Two years ago, the Los Angeles Times became the first major outlet to report on an earthquake—almost instantaneously—with a bot. Today, companies like Automated Insights and Narrative Science are powering the production of millions of auto-generated 'articles', such as personalized recaps for fantasy sports fans. A similar metrics-based formula can be used to recap a customer’s stock portfolio performance.

That said, the reason many believe (and AI companies promise) that a writer’s job is still safe is because these stories are purely factual, basically converting raw data into language. Human writers could eventually focus on more complex writing for analysis, opinion, or humour—the layers of news that attract readers.

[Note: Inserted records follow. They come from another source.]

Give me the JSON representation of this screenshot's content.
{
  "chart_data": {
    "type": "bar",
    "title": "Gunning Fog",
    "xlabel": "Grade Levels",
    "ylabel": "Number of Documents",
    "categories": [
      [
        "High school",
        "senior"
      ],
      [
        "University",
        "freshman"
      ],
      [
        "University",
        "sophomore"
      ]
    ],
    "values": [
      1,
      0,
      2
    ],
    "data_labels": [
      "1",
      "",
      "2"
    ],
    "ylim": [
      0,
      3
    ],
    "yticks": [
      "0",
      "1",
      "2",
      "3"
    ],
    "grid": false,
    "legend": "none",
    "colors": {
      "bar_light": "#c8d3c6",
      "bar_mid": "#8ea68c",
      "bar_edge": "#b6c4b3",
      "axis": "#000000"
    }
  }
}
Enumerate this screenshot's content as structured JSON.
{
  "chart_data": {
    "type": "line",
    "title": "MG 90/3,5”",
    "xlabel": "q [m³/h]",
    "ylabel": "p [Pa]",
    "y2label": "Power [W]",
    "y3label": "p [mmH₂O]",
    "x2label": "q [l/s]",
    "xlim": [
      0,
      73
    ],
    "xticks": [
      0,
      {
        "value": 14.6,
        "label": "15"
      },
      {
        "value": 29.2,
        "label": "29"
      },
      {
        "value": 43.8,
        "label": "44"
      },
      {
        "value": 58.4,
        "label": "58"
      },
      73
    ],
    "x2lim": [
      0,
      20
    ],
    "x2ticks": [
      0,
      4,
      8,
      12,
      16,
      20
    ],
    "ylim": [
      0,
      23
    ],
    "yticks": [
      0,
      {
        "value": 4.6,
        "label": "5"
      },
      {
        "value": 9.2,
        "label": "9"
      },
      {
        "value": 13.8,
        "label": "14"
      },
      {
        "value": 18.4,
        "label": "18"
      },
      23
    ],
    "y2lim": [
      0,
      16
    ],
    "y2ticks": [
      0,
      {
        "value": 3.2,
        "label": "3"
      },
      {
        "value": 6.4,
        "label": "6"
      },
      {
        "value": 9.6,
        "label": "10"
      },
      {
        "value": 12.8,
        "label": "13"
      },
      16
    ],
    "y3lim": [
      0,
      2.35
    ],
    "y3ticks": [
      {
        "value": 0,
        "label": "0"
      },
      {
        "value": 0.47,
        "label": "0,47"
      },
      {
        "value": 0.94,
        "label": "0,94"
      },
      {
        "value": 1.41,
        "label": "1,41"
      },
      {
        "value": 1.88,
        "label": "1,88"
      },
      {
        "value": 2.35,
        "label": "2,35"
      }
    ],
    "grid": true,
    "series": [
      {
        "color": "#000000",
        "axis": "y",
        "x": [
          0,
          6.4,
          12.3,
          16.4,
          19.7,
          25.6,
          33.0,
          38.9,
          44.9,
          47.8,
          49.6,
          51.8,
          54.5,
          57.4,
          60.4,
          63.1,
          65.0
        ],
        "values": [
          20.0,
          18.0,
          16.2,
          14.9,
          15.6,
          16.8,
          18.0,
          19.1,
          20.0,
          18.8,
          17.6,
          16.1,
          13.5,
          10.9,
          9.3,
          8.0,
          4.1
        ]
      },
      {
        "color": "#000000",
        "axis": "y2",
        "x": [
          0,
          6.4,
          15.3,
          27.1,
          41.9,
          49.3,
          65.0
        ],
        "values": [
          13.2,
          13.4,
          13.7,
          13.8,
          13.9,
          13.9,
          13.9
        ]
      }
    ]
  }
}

But this is where AI researchers hold up a finger and say, “Yet!”

Over the last five years, processing power and huge corpuses of teaching data have given computers the ability to detect emotions and moods. Soon, possibly, they will be able to recognize a sideline scuffle or a player’s shift in attitude. Combine that with sensors gathering crowd reactions, the movement and changes in velocity for players and passes, historical statistics that provide context for the game and a player’s performance—and now AI is starting to encroach on analysis as well. Were this scenario to come good in the future, many human writers will find their tasks taken over and being done with greater elan and efficiency by machines and algorithms.

While the print media is not likely to be snuffed out any time soon, business models will have to be rethought and stringent cost controls will become an absolute necessity. Humans, including writers, will find themselves getting edged out gradually but surely in the process. With the advent of AI, journalism, like quite a few other professions, will be firmly placed in the sunset category.